El desempeño de la democracia representativa que se extendió de manera bastante homogénea por todos los países tuvo, además, efectos diferentes en función del sustrato heterogéneo constituido por los propios procesos políticos vividos en cada caso nacional. Si, tomando a los países latinoamericanos, comparten elementos comunes como son el presidencialismo, cierta tendencia centralista (a pesar de ser federales Brasil, México y Argentina), el alejamiento militar de los centros de poder y la polarizadora actitud para con los Estados Unidos, no deja de ser menos cierto que hay notables peculiaridades de cada país que les hace ser muy diferentes. Se trata de distintas evoluciones histórico-políticas en los dos últimos siglos. De sociedades igualmente disparejas en las que se entremezclan los pueblos originarios, con los descendientes de la población esclava africana, con el legado conquistador hispano-portugués y con los flujos migratorios variopintos que se extienden durante un siglo a partir de 1860. En fin, de economías que si bien tuvieron un desarrollo con patrones similares, produjeron resultados diferentes.
Este escenario del peso del pasado en el presente, que a veces los analistas no tienen en cuenta cuando hacen estudios comparados, es el sustrato del calidoscopio al que se refiere Laurence Whitehead en esta serie de ensayos. Pero siendo relevante, lo que me parece que debe llamar más la atención es la dificultad de usar categorías de un tiempo periclitado para analizar el momento presente. Ciertamente existen escenarios de oclusión política como el que vive en la actualidad Venezuela que recuerdan a otros casos similares del pasado, con una aguda polarización, el deterioro de la convivencia y la hegemonía de un grupo. También que la pulsión reeleccionista que se da en Bolivia, Ecuador y Nicaragua ha cobrado tanto ímpetu que pareciera que se vuelve a la época de Porfirio Díaz. Asimismo, que el populismo pervive reproduciendo su etapa dorada de la década de 1940. Pero el individualismo rampante, la extendida alienación del consumo, que hacen que el propio concepto de ciudadanía quede subsumido en el de consumidores, genera un tipo de relaciones políticas nuevo adocenado por tecnologías hasta hace apenas tres lustros desconocidas.

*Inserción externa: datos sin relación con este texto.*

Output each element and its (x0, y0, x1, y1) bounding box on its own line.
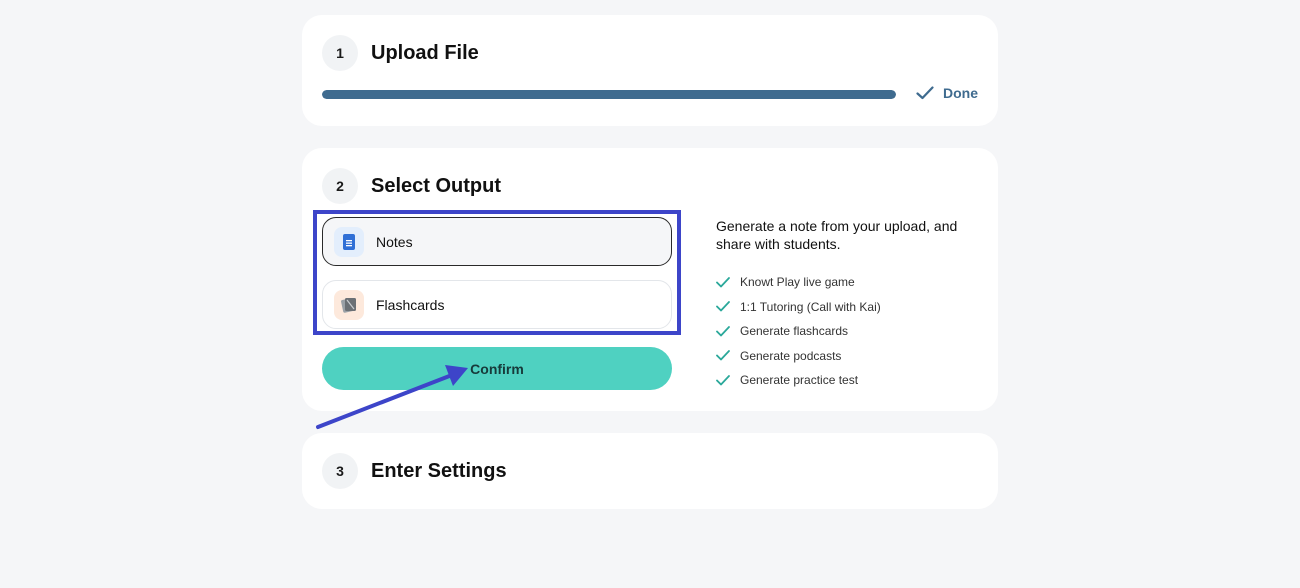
check-icon (716, 301, 740, 312)
check-icon (716, 325, 740, 337)
flashcards-icon (334, 289, 364, 320)
upload-status-label: Done (943, 85, 978, 101)
check-icon (716, 374, 740, 386)
step-header: 3 Enter Settings (322, 453, 507, 489)
feature-item: Knowt Play live game (716, 270, 881, 295)
upload-status: Done (916, 85, 978, 101)
output-option-notes[interactable]: Notes (322, 217, 672, 266)
step-upload-card: 1 Upload File Done (302, 15, 998, 126)
feature-label: Knowt Play live game (740, 275, 855, 290)
document-icon (334, 226, 364, 257)
feature-item: Generate flashcards (716, 319, 881, 344)
step-header: 2 Select Output (322, 168, 501, 204)
feature-item: 1:1 Tutoring (Call with Kai) (716, 295, 881, 320)
check-icon (916, 86, 934, 100)
step-output-card: 2 Select Output Notes Flashcards Confirm… (302, 148, 998, 411)
output-description: Generate a note from your upload, and sh… (716, 218, 958, 252)
feature-label: Generate podcasts (740, 348, 842, 363)
page: 1 Upload File Done 2 Select Output Notes… (0, 0, 1300, 588)
check-icon (716, 350, 740, 361)
step-header: 1 Upload File (322, 35, 479, 71)
feature-list: Knowt Play live game 1:1 Tutoring (Call … (716, 270, 881, 393)
step-settings-card: 3 Enter Settings (302, 433, 998, 509)
upload-progress-bar (322, 90, 896, 99)
check-icon (716, 276, 740, 288)
confirm-button[interactable]: Confirm (322, 347, 672, 390)
output-option-flashcards[interactable]: Flashcards (322, 280, 672, 329)
step-number-badge: 2 (322, 168, 358, 204)
step-title: Enter Settings (371, 459, 507, 482)
feature-label: Generate flashcards (740, 324, 849, 339)
upload-progress-fill (322, 90, 896, 99)
feature-item: Generate practice test (716, 368, 881, 393)
option-label: Notes (376, 233, 413, 250)
option-label: Flashcards (376, 296, 445, 313)
step-title: Select Output (371, 174, 502, 197)
feature-label: Generate practice test (740, 373, 859, 388)
step-title: Upload File (371, 41, 479, 64)
step-number-badge: 3 (322, 453, 358, 489)
feature-label: 1:1 Tutoring (Call with Kai) (740, 299, 881, 314)
step-number-badge: 1 (322, 35, 358, 71)
feature-item: Generate podcasts (716, 344, 881, 369)
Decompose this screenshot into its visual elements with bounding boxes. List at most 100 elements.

Los procesos electorales que se mantienen de manera incuestionable para seleccionar a los dirigentes tienden cada vez más a ser espacios de competición entre candidatos, diluyéndose la figura de los partidos políticos sustituidos por los medios de comunicación y las nuevas formas de articulación de las redes sociales. Los poderes legislativos, que se mueven bajo el imperio de una lógica procedimental y organizativa decimonónica, son ámbitos autistas e inoperantes en el proceso político. El fenómeno de la crisis de la representación que empieza a aparecer en los Andes en la década de 1990 se extiende paulatinamente a toda la región. En Uruguay, uno de los países con mayores índices de institucionalización, un outsider (Edgardo Novick) ha irrumpido en la carrera por la alcaldía de Montevideo obteniendo un resultado notable, mientras que en el Estado de Nuevo León en México, por primera vez en el último siglo, un candidato independiente ha sido elegido gobernador. Son dos muestras de un Estado de la democracia hoy ante el que la pregunta requiere de nuevos instrumentos de análisis.